A Caderneta


Para Márcio-André


Francis Ponge estava misturado àquela luz matinal, quase não podendo ser percebido entre as folhagens do jardim, por onde costumava passear.

Levava consigo uma caderneta onde tinha por hábito anotar os pensamentos que lhe ocorriam durante a caminhada, refletindo calmamente sobre a natureza ao redor, levando para o seu interior o concerto do mundo, onde sobrava em cada coisa música, intenção e palavra.

Não distinguia isso claramente, porque pensava através das palavras que pousavam suavemente sobre a folha, discorrendo sobre o regato que corria adiante, sobre a rede de sombras tecidas pelos galhos violentados pela luz solar e a súbita rebeldia com que o vento alardeava sua passagem pelas aléias de flores, tombando-as como pisoteadas por um exército.

Ponge se comovia diariamente com a natureza que não se permitia enquadrar sob as leis da física, da química e biologia, arrependida por ter descido aos homens desta forma, abandonando as razões pitagóricas, rendidas em poemas que pudessem revelá-la em sua volúpia discreta.

Apertava os olhos quando escrevia em sua caligrafia miúda o relatório das vidas minúsculas, esforçando-se por não trai-las em sua mensagem – caso possuíssem alguma.

A caderneta se enchia dos garranchos, com trechos repletos de setas indicando aonde deveriam estar ligados os retalhos quando se organizasse o poema para o futuro livro – que ainda estava longe, porque lhe era difícil decidir o material com que trabalharia e somado a isto, andara lendo poetas americanos, invejando os versos, decidindo que mudaria a forma de sua composição.

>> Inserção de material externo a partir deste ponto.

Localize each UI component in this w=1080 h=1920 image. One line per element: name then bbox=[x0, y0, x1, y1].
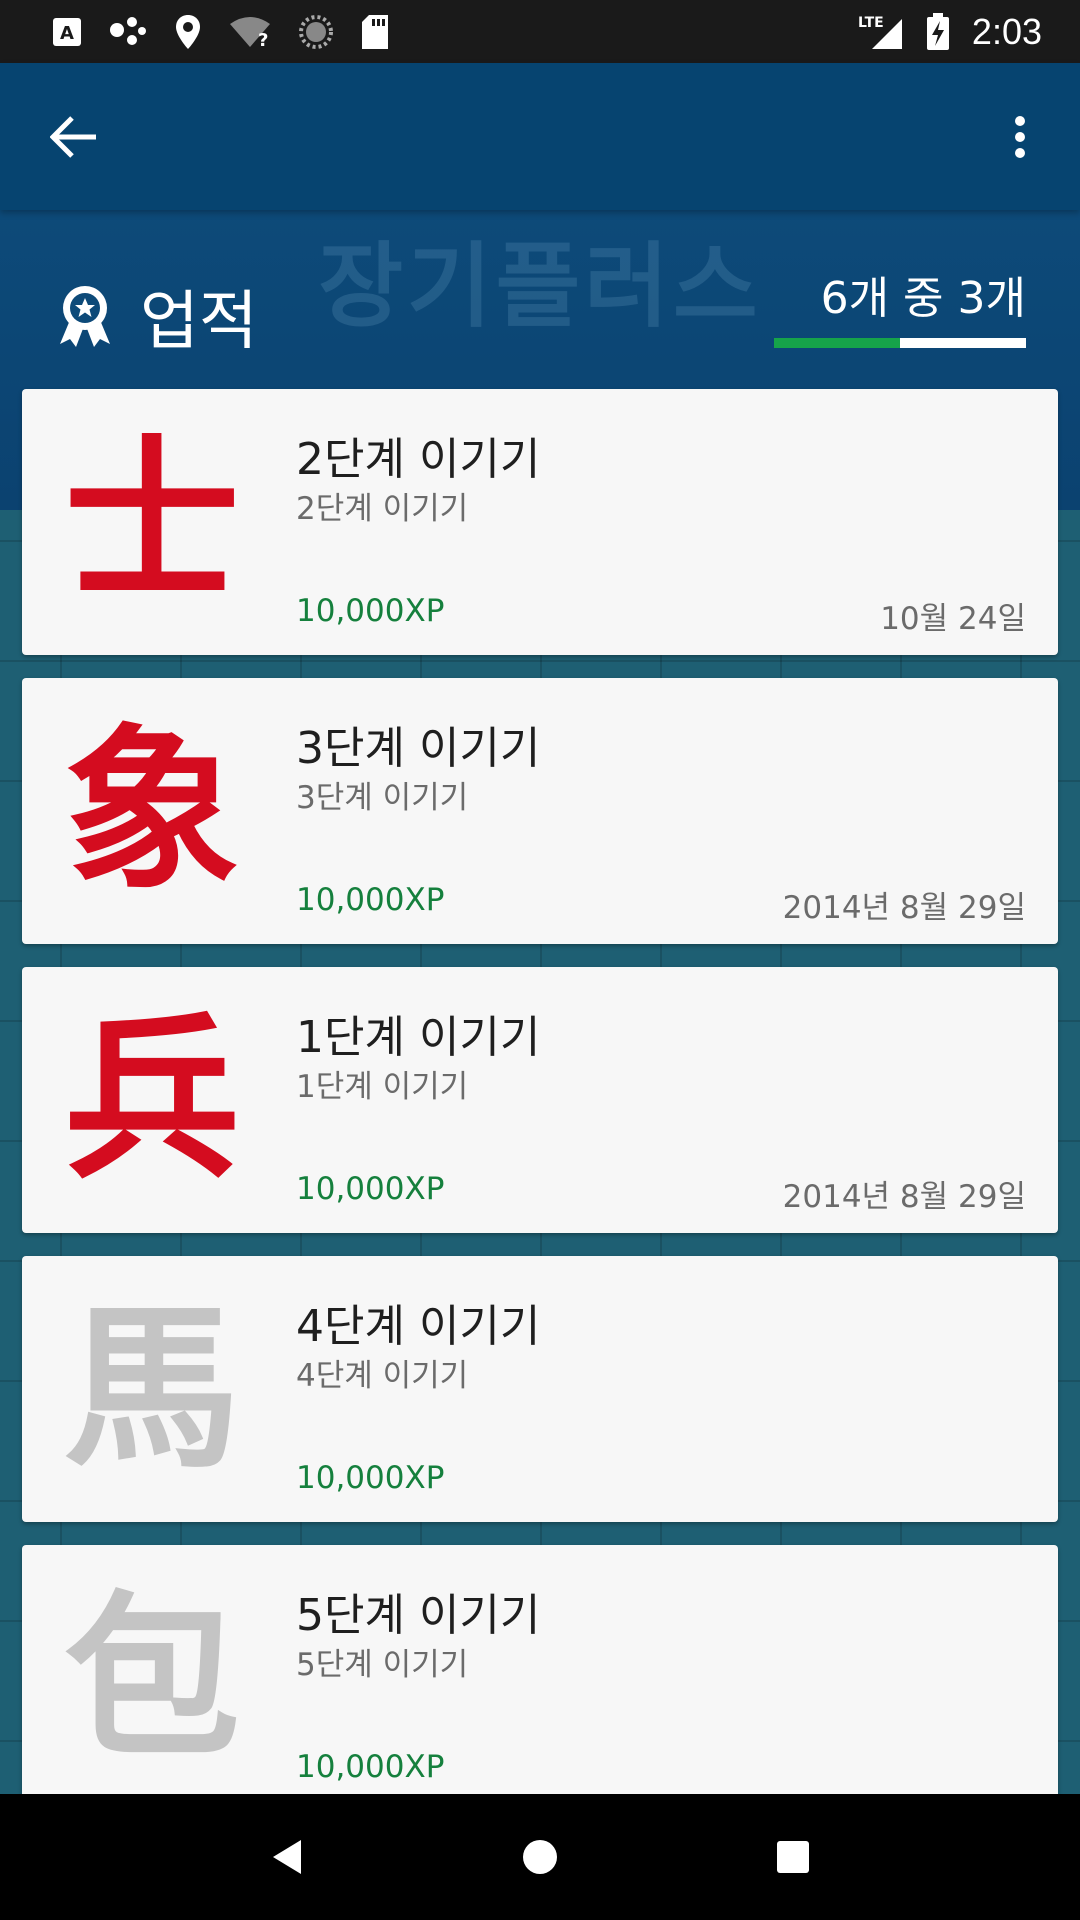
achievement-card[interactable]: 兵 1단계 이기기 1단계 이기기 10,000XP 2014년 8월 29일 bbox=[22, 967, 1058, 1233]
achievement-xp: 10,000XP bbox=[296, 1749, 445, 1785]
achievement-title: 4단계 이기기 bbox=[296, 1301, 541, 1352]
achievement-glyph: 包 bbox=[63, 1574, 240, 1781]
achievement-description: 4단계 이기기 bbox=[296, 1358, 469, 1394]
achievement-badge-icon: 包 bbox=[52, 1581, 252, 1775]
achievement-card[interactable]: 士 2단계 이기기 2단계 이기기 10,000XP 10월 24일 bbox=[22, 389, 1058, 655]
navigation-bar bbox=[0, 1794, 1080, 1920]
page-title: 업적 bbox=[140, 285, 258, 359]
progress-bar-fill bbox=[774, 338, 900, 348]
svg-text:?: ? bbox=[258, 30, 268, 48]
nav-home-button[interactable] bbox=[495, 1812, 585, 1902]
achievement-card[interactable]: 馬 4단계 이기기 4단계 이기기 10,000XP bbox=[22, 1256, 1058, 1522]
battery-charging-icon bbox=[926, 12, 950, 51]
achievement-title: 5단계 이기기 bbox=[296, 1590, 541, 1641]
achievement-description: 5단계 이기기 bbox=[296, 1647, 469, 1683]
wifi-unknown-icon: ? bbox=[228, 16, 272, 48]
achievement-xp: 10,000XP bbox=[296, 1171, 445, 1207]
loading-icon bbox=[298, 14, 334, 50]
achievement-description: 1단계 이기기 bbox=[296, 1069, 469, 1105]
achievement-badge-icon: 士 bbox=[52, 425, 252, 619]
achievement-xp: 10,000XP bbox=[296, 593, 445, 629]
achievement-badge-icon: 馬 bbox=[52, 1292, 252, 1486]
achievement-description: 3단계 이기기 bbox=[296, 780, 469, 816]
sd-card-icon bbox=[360, 14, 390, 50]
progress-bar bbox=[774, 338, 1026, 348]
nav-recents-icon bbox=[777, 1841, 810, 1873]
location-icon bbox=[174, 14, 202, 50]
svg-text:A: A bbox=[60, 23, 74, 44]
achievement-badge-icon: 兵 bbox=[52, 1003, 252, 1197]
award-ribbon-icon bbox=[60, 286, 110, 347]
progress-text: 6개 중 3개 bbox=[820, 273, 1026, 324]
achievements-title-group: 업적 bbox=[56, 270, 258, 362]
nav-home-icon bbox=[522, 1840, 557, 1874]
achievement-glyph: 馬 bbox=[63, 1285, 240, 1492]
nav-back-icon bbox=[272, 1840, 301, 1874]
dots-icon bbox=[108, 16, 148, 48]
more-vert-icon bbox=[1015, 115, 1025, 158]
arrow-back-icon bbox=[50, 115, 96, 158]
nav-back-button[interactable] bbox=[242, 1812, 332, 1902]
achievement-xp: 10,000XP bbox=[296, 1460, 445, 1496]
back-button[interactable] bbox=[44, 107, 104, 167]
achievement-glyph: 兵 bbox=[63, 996, 240, 1203]
overflow-menu-button[interactable] bbox=[990, 107, 1050, 167]
achievement-xp: 10,000XP bbox=[296, 882, 445, 918]
nav-recents-button[interactable] bbox=[748, 1812, 838, 1902]
achievement-date: 10월 24일 bbox=[880, 601, 1026, 637]
app-bar bbox=[0, 63, 1080, 210]
achievement-title: 1단계 이기기 bbox=[296, 1012, 541, 1063]
achievement-badge-icon: 象 bbox=[52, 714, 252, 908]
achievement-description: 2단계 이기기 bbox=[296, 491, 469, 527]
achievement-title: 2단계 이기기 bbox=[296, 434, 541, 485]
status-bar: A ? LTE 2:03 bbox=[0, 0, 1080, 63]
status-time: 2:03 bbox=[971, 10, 1042, 52]
achievement-card[interactable]: 象 3단계 이기기 3단계 이기기 10,000XP 2014년 8월 29일 bbox=[22, 678, 1058, 944]
signal-icon: LTE bbox=[858, 14, 904, 50]
achievement-card[interactable]: 包 5단계 이기기 5단계 이기기 10,000XP bbox=[22, 1545, 1058, 1811]
achievement-glyph: 象 bbox=[63, 707, 240, 914]
achievement-glyph: 士 bbox=[63, 418, 240, 625]
a-keyboard-icon: A bbox=[52, 17, 82, 47]
achievement-progress: 6개 중 3개 bbox=[774, 262, 1026, 348]
achievement-title: 3단계 이기기 bbox=[296, 723, 541, 774]
network-label: LTE bbox=[858, 15, 884, 31]
achievement-date: 2014년 8월 29일 bbox=[782, 890, 1026, 926]
achievement-date: 2014년 8월 29일 bbox=[782, 1179, 1026, 1215]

Não havia nada de errado em seu modo de arranjar a forma de seus poemas, mesmo que parecesse verbete de um dicionário criado por ele e para ele como um menino que se metesse em aventuras de catalogar o mundo à sua maneira. Francis Ponge não atribuía a isso importância, mas queria alterar o comportamento gráfico de seus pensamentos na folha em branco, sulcando um rio sinuoso, no curso de sua criação.


Reclamava em voz alta que não pareceria com T.S. Eliot nunca se não acomodasse os versos daquele modo, não ligava quando no ônibus lhe pegavam a recitar certos poemas do autor como para capturar o ritmo, para se impregnar desta música desconhecida aos seus ouvidos, que antes classificaria como bárbara, mas podia senti-la bem, pulsando em sua têmpora, atravessando-lhe as mãos que marcavam com pequenos movimentos a acentuação silábica dos versos brancos do autor inglês.

Sentou-se em um banco do jardim, coberto com uma pequena marquise branca, coçava a cabeça com a caneta como se isto pudesse devolver-lhe a consciência interrompida pela algazarra das crianças em piquenique no parque com sua governanta.

Isto o aborreceu, mas não o desanimou. A manhã estava esplendorosa, as flores desprendiam um aroma ímpar e suas idéias não cessavam, mesmo que certo tremor em sua perna direita atrapalhasse suas caminhadas.


A caderneta descansava sobre a coxa direita, exatamente a perna do tremor, olhava intensamente as crianças que brincavam sem direção, quando percebeu que uma moça lhe sorria, também misturada à luminosidade, translúcida.

A moça estendeu-lhe os braços, Ponge constrangido, porque era uma natureza tímida, não respondeu imediatamente o gesto, parecia sentir que se desintegraria se a tocasse.

Não tardou para que a caderneta permanecesse sozinha naquele banco.